A retracement in oil markets and a somewhat stabilisation in equity markets helped the loonie recover early losses in yesterday’s trading session. Positivity wasn’t isolated just to CAD as most other commodity currencies also rose against the dollar yesterday after a sustained period under pressure. The loonie has continued to climb higher again this morning as it looks to return to last week’s two-month highs, but a key Bank of Canada decision awaits.
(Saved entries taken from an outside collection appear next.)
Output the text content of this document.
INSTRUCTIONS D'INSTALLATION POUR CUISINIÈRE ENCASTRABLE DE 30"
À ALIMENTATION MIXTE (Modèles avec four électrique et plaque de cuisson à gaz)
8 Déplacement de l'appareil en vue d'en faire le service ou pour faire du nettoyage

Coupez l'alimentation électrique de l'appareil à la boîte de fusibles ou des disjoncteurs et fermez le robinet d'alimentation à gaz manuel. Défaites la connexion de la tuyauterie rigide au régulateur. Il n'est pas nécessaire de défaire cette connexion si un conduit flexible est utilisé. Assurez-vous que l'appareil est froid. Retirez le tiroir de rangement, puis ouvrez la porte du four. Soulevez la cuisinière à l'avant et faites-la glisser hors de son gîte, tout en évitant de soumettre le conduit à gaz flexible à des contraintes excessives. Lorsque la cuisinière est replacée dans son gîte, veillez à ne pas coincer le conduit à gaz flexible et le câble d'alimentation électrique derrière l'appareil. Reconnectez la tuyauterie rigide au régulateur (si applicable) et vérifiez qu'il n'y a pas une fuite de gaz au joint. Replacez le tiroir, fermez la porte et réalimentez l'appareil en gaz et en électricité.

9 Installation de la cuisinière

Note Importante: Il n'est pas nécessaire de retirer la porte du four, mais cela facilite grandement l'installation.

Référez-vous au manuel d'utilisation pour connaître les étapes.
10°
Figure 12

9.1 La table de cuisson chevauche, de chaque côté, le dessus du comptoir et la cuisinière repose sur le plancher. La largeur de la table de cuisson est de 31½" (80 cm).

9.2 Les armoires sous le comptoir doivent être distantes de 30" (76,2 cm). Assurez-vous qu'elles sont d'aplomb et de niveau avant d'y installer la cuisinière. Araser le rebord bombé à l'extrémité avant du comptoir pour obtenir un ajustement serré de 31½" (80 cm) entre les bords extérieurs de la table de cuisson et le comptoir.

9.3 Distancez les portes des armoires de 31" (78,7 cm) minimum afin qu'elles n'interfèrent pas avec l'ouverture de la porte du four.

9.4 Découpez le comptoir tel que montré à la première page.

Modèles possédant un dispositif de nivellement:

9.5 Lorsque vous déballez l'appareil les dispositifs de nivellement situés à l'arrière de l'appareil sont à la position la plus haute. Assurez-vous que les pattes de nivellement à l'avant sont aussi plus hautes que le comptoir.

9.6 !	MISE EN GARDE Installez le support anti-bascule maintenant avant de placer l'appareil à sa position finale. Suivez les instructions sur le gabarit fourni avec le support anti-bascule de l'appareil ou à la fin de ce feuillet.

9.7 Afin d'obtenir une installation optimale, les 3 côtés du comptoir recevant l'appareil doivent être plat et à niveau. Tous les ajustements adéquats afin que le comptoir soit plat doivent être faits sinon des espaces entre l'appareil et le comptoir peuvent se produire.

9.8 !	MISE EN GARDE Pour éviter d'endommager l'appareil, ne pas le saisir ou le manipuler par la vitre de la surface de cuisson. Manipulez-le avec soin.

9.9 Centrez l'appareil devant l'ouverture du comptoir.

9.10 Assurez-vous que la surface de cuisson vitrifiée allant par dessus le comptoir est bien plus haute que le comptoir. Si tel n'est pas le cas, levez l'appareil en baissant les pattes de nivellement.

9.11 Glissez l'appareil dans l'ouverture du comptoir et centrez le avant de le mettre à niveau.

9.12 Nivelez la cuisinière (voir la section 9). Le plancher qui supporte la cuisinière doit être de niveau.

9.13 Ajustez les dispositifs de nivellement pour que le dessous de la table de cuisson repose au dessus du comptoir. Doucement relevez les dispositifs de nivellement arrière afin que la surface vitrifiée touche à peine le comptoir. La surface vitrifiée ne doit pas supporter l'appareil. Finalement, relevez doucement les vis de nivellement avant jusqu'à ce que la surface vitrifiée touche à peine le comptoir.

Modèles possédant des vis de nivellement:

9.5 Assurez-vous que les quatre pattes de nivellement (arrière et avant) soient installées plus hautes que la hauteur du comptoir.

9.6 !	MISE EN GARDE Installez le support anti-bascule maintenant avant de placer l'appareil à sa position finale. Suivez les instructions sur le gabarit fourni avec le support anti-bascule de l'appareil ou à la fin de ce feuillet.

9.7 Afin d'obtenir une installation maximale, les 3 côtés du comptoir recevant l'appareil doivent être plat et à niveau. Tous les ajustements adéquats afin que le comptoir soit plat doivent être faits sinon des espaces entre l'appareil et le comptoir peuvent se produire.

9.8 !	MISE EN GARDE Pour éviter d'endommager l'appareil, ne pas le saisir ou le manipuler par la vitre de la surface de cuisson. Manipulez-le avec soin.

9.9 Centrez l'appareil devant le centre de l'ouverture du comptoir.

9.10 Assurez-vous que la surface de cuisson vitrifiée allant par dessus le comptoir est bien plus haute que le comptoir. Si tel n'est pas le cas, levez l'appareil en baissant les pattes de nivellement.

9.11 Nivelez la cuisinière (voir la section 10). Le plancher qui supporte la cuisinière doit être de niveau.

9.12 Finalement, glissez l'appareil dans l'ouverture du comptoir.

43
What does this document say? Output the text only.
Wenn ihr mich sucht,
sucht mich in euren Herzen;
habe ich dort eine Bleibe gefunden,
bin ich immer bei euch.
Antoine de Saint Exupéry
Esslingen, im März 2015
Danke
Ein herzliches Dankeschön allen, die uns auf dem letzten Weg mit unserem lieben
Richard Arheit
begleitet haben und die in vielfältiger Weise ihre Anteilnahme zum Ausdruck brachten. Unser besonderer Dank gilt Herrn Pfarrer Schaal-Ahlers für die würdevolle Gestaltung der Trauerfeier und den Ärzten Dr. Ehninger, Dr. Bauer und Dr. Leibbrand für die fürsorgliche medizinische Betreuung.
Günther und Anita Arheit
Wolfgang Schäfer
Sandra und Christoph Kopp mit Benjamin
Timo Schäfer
Announcing policy at 15:00 GMT/ 10:00 ET, the Bank of Canada is likely to embark on its first rate hike since the onset of the pandemic. Overnight index swaps are pricing a 70% probability of a 25bps hike today, while sell-side analysts polled by Bloomberg are split 16-11 in favour of holding rates. Given the information released last week in December’s CPI report and Q4’s business outlook survey, we expect the Bank to embark on a 25bps hike today, which would be supportive of a loonie rally at the margin. Such a decision would need the BoC to reassess its estimate of potential output lower again, which we don’t envisage as too far fetched given the further Omicron impact and the pressure from inflation on growth conditions. The Bank could strike a more hawkish tone by providing further guidance on rates as they prioritise tackling inflation, discussing quantitative tightening as a likely policy tool in coming meetings, or show greater sensitivity to the current inflationary overshoot. Given the risks are skewed towards the Fed undershooting market expectations and our base case for the BoC to conduct a relatively hawkish policy announcement, we expect USDCAD to continue trading towards last week’s lows should geopolitical factors and equity market volatility allow.